Normally, I would emphasize the obviously derivative nature of this story – in my synopsis I referenced both Batman imagery (I didn’t mention the Alfred-like character wearing the soothsaying helmet, did I?) and recent Starman lore in the critical propellants of the plot, a blatant sign that this series might write itself into a corner when it’s done ripping off other heroes’ dynamics. However, the fanboy in me is actually willing to discard these critical comments because . . . ah, I hate to admit it . . . Shark-Man has a cool costume. Yes, although I usually deconstruct my daily comic’s writing more so than its visuals, if only because of my inability to consistent scan my subject’s illustrations for reference, but this time, from the moment I pulled Shark-Man #1 from that fifty-cents bin, I was taken by the suit. The clothes make this hero, with its Rocketeer-esque shark helmet, shark jowls belt buckle, and shark-teeth talons, all menacing and super cool looking. Steve Pugh’s painting (perhaps with some digital filtering?) is in rare form, a solid cinematic story-telling style that captures the grand scope of this underwater adventure. Aqua-who? Namor the what? Those guys wear fancy swimsuits, nothing more. Shark-Man is a freakin’ superhero. ‘Nuff said.

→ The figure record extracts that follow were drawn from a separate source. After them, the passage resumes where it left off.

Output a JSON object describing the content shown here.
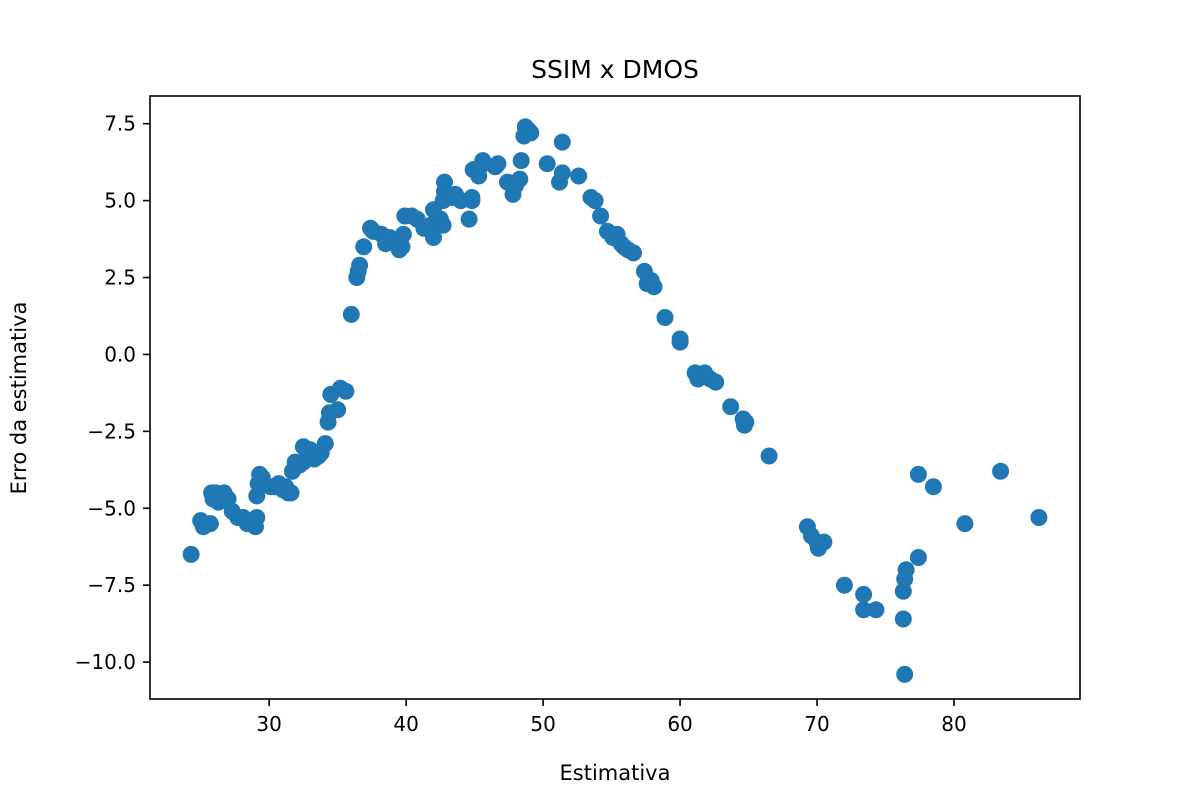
{
  "chart_data": {
    "type": "scatter",
    "title": "SSIM x DMOS",
    "xlabel": "Estimativa",
    "ylabel": "Erro da estimativa",
    "xlim": [
      21.3,
      89.2
    ],
    "ylim": [
      -11.2,
      8.4
    ],
    "x_ticks": [
      30,
      40,
      50,
      60,
      70,
      80
    ],
    "y_ticks": [
      7.5,
      5.0,
      2.5,
      0.0,
      -2.5,
      -5.0,
      -7.5,
      -10.0
    ],
    "x_tick_labels": [
      "30",
      "40",
      "50",
      "60",
      "70",
      "80"
    ],
    "y_tick_labels": [
      "7.5",
      "5.0",
      "2.5",
      "0.0",
      "−2.5",
      "−5.0",
      "−7.5",
      "−10.0"
    ],
    "grid": false,
    "marker_color": "#1f77b4",
    "series": [
      {
        "points": [
          [
            24.3,
            -6.5
          ],
          [
            25.0,
            -5.4
          ],
          [
            25.2,
            -5.6
          ],
          [
            25.7,
            -5.5
          ],
          [
            25.8,
            -4.5
          ],
          [
            25.9,
            -4.7
          ],
          [
            26.1,
            -4.5
          ],
          [
            26.3,
            -4.8
          ],
          [
            26.7,
            -4.5
          ],
          [
            27.0,
            -4.7
          ],
          [
            27.3,
            -5.1
          ],
          [
            27.7,
            -5.3
          ],
          [
            28.1,
            -5.3
          ],
          [
            28.4,
            -5.5
          ],
          [
            28.9,
            -5.4
          ],
          [
            29.0,
            -5.6
          ],
          [
            29.1,
            -5.3
          ],
          [
            29.1,
            -4.6
          ],
          [
            29.2,
            -4.2
          ],
          [
            29.3,
            -3.9
          ],
          [
            29.5,
            -4.0
          ],
          [
            30.1,
            -4.3
          ],
          [
            30.4,
            -4.3
          ],
          [
            30.7,
            -4.2
          ],
          [
            31.0,
            -4.4
          ],
          [
            31.2,
            -4.3
          ],
          [
            31.4,
            -4.5
          ],
          [
            31.6,
            -4.5
          ],
          [
            31.7,
            -3.8
          ],
          [
            31.9,
            -3.5
          ],
          [
            32.2,
            -3.6
          ],
          [
            32.5,
            -3.5
          ],
          [
            32.5,
            -3.0
          ],
          [
            32.8,
            -3.3
          ],
          [
            33.0,
            -3.1
          ],
          [
            33.3,
            -3.4
          ],
          [
            33.6,
            -3.3
          ],
          [
            33.8,
            -3.2
          ],
          [
            34.1,
            -2.9
          ],
          [
            34.3,
            -2.2
          ],
          [
            34.4,
            -1.9
          ],
          [
            34.5,
            -1.3
          ],
          [
            35.0,
            -1.8
          ],
          [
            35.2,
            -1.1
          ],
          [
            35.6,
            -1.2
          ],
          [
            36.0,
            1.3
          ],
          [
            36.4,
            2.5
          ],
          [
            36.5,
            2.7
          ],
          [
            36.6,
            2.9
          ],
          [
            36.9,
            3.5
          ],
          [
            37.4,
            4.1
          ],
          [
            37.6,
            4.0
          ],
          [
            38.2,
            3.9
          ],
          [
            38.5,
            3.6
          ],
          [
            38.8,
            3.8
          ],
          [
            39.2,
            3.6
          ],
          [
            39.5,
            3.4
          ],
          [
            39.7,
            3.5
          ],
          [
            39.8,
            3.9
          ],
          [
            39.9,
            4.5
          ],
          [
            40.4,
            4.5
          ],
          [
            40.8,
            4.4
          ],
          [
            41.3,
            4.1
          ],
          [
            41.8,
            4.2
          ],
          [
            42.0,
            3.8
          ],
          [
            42.0,
            4.7
          ],
          [
            42.5,
            4.4
          ],
          [
            42.7,
            4.2
          ],
          [
            42.7,
            5.0
          ],
          [
            42.8,
            5.3
          ],
          [
            42.8,
            5.6
          ],
          [
            43.3,
            5.1
          ],
          [
            43.6,
            5.2
          ],
          [
            44.0,
            5.0
          ],
          [
            44.6,
            4.4
          ],
          [
            44.8,
            5.0
          ],
          [
            44.8,
            5.1
          ],
          [
            44.9,
            6.0
          ],
          [
            45.3,
            5.8
          ],
          [
            45.4,
            6.1
          ],
          [
            45.6,
            6.3
          ],
          [
            46.5,
            6.1
          ],
          [
            46.7,
            6.2
          ],
          [
            47.4,
            5.6
          ],
          [
            47.8,
            5.2
          ],
          [
            48.0,
            5.5
          ],
          [
            48.3,
            5.7
          ],
          [
            48.4,
            6.3
          ],
          [
            48.6,
            7.1
          ],
          [
            48.7,
            7.4
          ],
          [
            48.9,
            7.3
          ],
          [
            49.1,
            7.2
          ],
          [
            50.3,
            6.2
          ],
          [
            51.2,
            5.6
          ],
          [
            51.4,
            5.9
          ],
          [
            51.4,
            6.9
          ],
          [
            52.6,
            5.8
          ],
          [
            53.5,
            5.1
          ],
          [
            53.8,
            5.0
          ],
          [
            54.2,
            4.5
          ],
          [
            54.7,
            4.0
          ],
          [
            55.1,
            3.8
          ],
          [
            55.4,
            3.9
          ],
          [
            55.7,
            3.6
          ],
          [
            55.9,
            3.5
          ],
          [
            56.2,
            3.4
          ],
          [
            56.6,
            3.3
          ],
          [
            57.4,
            2.7
          ],
          [
            57.6,
            2.3
          ],
          [
            57.9,
            2.4
          ],
          [
            58.1,
            2.2
          ],
          [
            58.9,
            1.2
          ],
          [
            60.0,
            0.4
          ],
          [
            60.0,
            0.5
          ],
          [
            61.1,
            -0.6
          ],
          [
            61.3,
            -0.8
          ],
          [
            61.8,
            -0.6
          ],
          [
            62.2,
            -0.8
          ],
          [
            62.6,
            -0.9
          ],
          [
            63.7,
            -1.7
          ],
          [
            64.6,
            -2.1
          ],
          [
            64.7,
            -2.3
          ],
          [
            64.8,
            -2.2
          ],
          [
            66.5,
            -3.3
          ],
          [
            69.3,
            -5.6
          ],
          [
            69.6,
            -5.9
          ],
          [
            70.0,
            -6.1
          ],
          [
            70.1,
            -6.3
          ],
          [
            70.5,
            -6.1
          ],
          [
            72.0,
            -7.5
          ],
          [
            73.4,
            -7.8
          ],
          [
            73.4,
            -8.3
          ],
          [
            74.3,
            -8.3
          ],
          [
            76.3,
            -8.6
          ],
          [
            76.3,
            -7.7
          ],
          [
            76.4,
            -7.3
          ],
          [
            76.5,
            -7.0
          ],
          [
            76.4,
            -10.4
          ],
          [
            77.4,
            -6.6
          ],
          [
            77.4,
            -3.9
          ],
          [
            78.5,
            -4.3
          ],
          [
            80.8,
            -5.5
          ],
          [
            83.4,
            -3.8
          ],
          [
            86.2,
            -5.3
          ]
        ]
      }
    ]
  }
}
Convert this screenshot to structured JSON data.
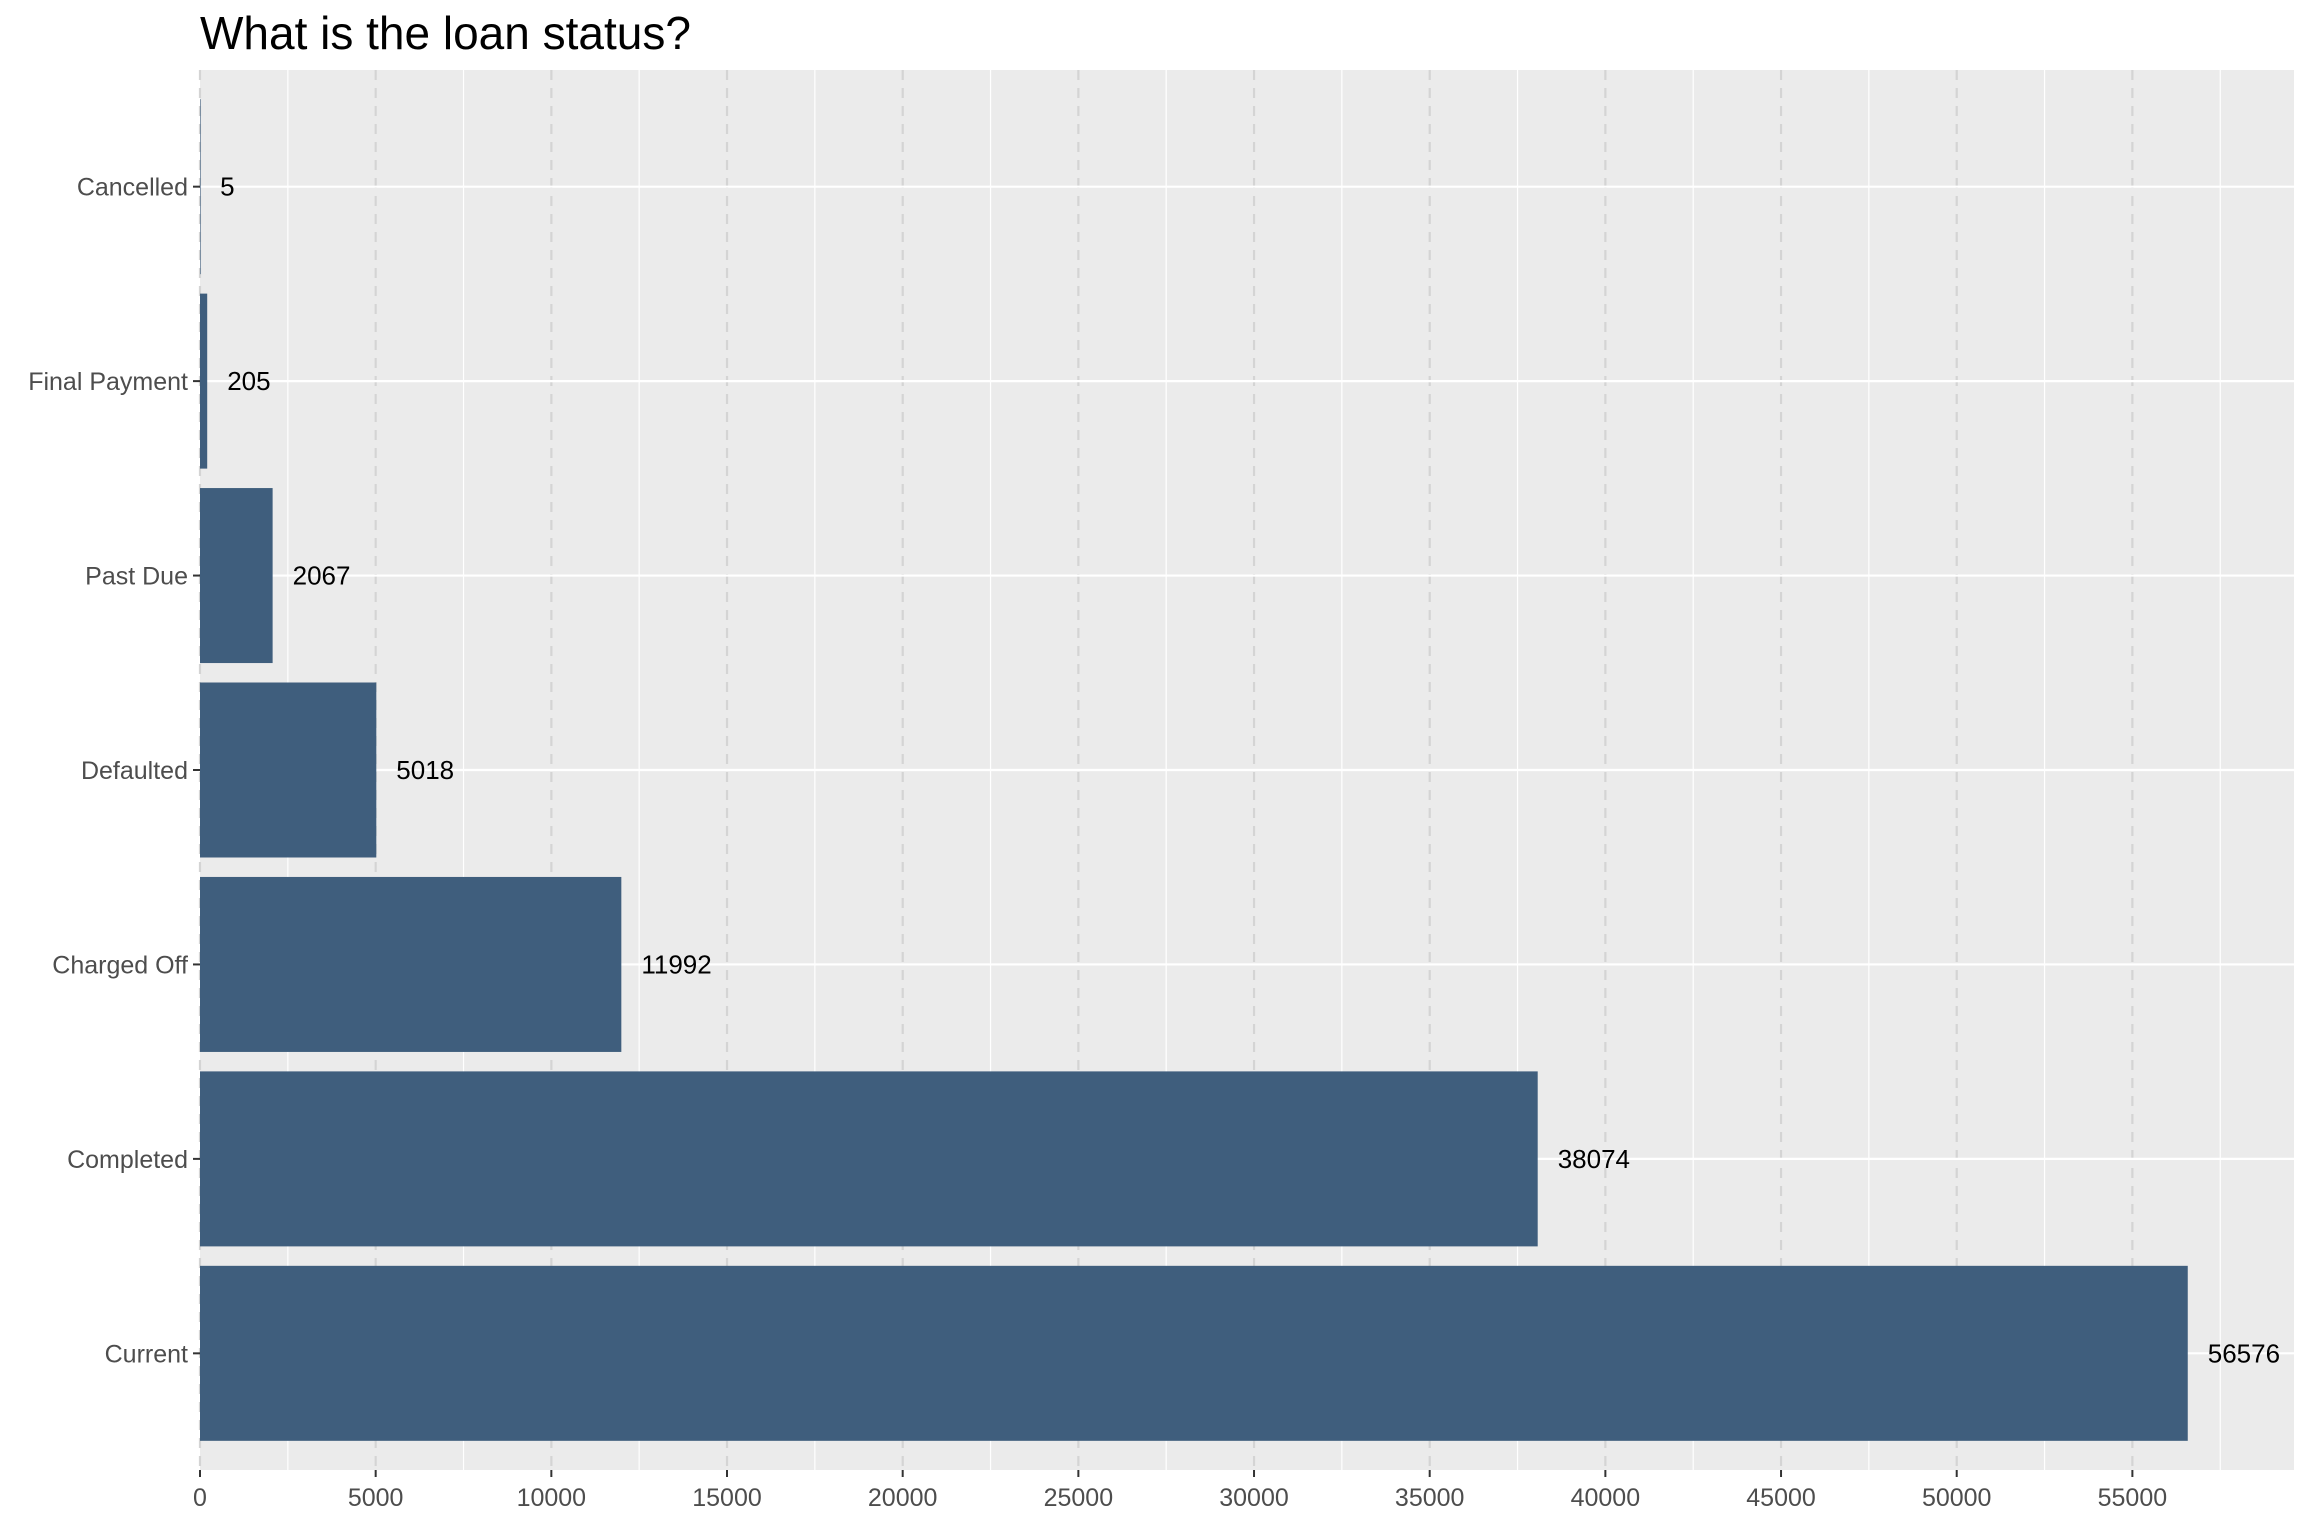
{
  "chart_data": {
    "type": "bar",
    "orientation": "horizontal",
    "title": "What is the loan status?",
    "xlabel": "",
    "ylabel": "",
    "categories": [
      "Current",
      "Completed",
      "Charged Off",
      "Defaulted",
      "Past Due",
      "Final Payment",
      "Cancelled"
    ],
    "values": [
      56576,
      38074,
      11992,
      5018,
      2067,
      205,
      5
    ],
    "data_labels": [
      "56576",
      "38074",
      "11992",
      "5018",
      "2067",
      "205",
      "5"
    ],
    "xlim": [
      0,
      59600
    ],
    "x_ticks": [
      0,
      5000,
      10000,
      15000,
      20000,
      25000,
      30000,
      35000,
      40000,
      45000,
      50000,
      55000
    ],
    "x_tick_labels": [
      "0",
      "5000",
      "10000",
      "15000",
      "20000",
      "25000",
      "30000",
      "35000",
      "40000",
      "45000",
      "50000",
      "55000"
    ],
    "x_minor_ticks": [
      2500,
      7500,
      12500,
      17500,
      22500,
      27500,
      32500,
      37500,
      42500,
      47500,
      52500,
      57500
    ],
    "grid": true,
    "legend": "none",
    "colors": {
      "bar": "#3f5e7d",
      "panel": "#ebebeb",
      "grid_major": "#ffffff",
      "grid_dashed": "#d4d4d4",
      "tick_text": "#4d4d4d",
      "label_text": "#000000"
    }
  }
}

Further, the political overtones of this book and the brief but compelling establishment of New Venice City’s legal infrastructure pose a more interesting potential for conflict than any superhero action offered in Shark-Man #1. Tom’s girlfriend is one of his father’s accountants, and the governor and police chief are both introduced as crucial characters we will undoubtedly see much more of in future issues. The Shadow-King is a special effect (and reminiscent of the Shade, another Starman reference) and nothing more, at least in the confines of these inaugural pages. If writers Shusett and Pugh dare to venture away from James Robinson’s Jack Knight and toward an allegorical Bush, Sr./George W. parable, what with the subtext of provincial legacy, this series could conversely pack quite a punch.

This issue’s dedication to Bill Finger explains the frequent illusions to DC’s canon, but further presents an opportunity to explore the phenomenon of comic’s founding fathers, those creators that established the superhero genre that thousands of fans know and love today. I’m specifically referring to the back-up story in yesterday’s Destroyer Duck comic, “The Starling” by Superman creator Jerry Siegel. When I saw Siegel’s name, I was instantly excited to read this story, to walk in on the ground floor of an idea by one of the pioneers of this industry. “The Starling” features an alien entity that comes to Earth, saves a woman from some rapists only to make passionate love to her himself, then leaves, calling his one-world-stand an “inconsequential tryst.” Yet, from the next issue blurb that teases “The Starling is Born,” we can only assume that the tryst was anything but inconsequential. Frankly, this first chapter was a glorified sex scene, the kind of erotic tableau that would’ve given Wertham a real run for his money, back in the day. I was unimpressed by how unimaginative the story was – although I can imagine that, when you’re the creator of Superman, your own shoes are too big to fill anymore. I wonder if new stories by the old masters are best left unpublished in favor of fresh takes like Shark-Man. Shark-Man is an old idea with contemporary twists – a true modern Bill Finger homage. Either way, this phenomenon reveals that creators from both yesterday and today are in an ongoing scramble for some semblance of an original idea. Oftentimes, when it comes to swiping one another’s inspirations, you can literally smell the blood in the water.

Again, with this review, the third quarter of A Comic A Day is complete, which means a quarterly report will be posted here sometime within the week. It’s the home stretch, now. April, May, June, then I’m done. Unlike Shark-Man, I don’t have anyone to receive my torch. I’m my own disgruntled heir, I guess. Is there anything fishy about that?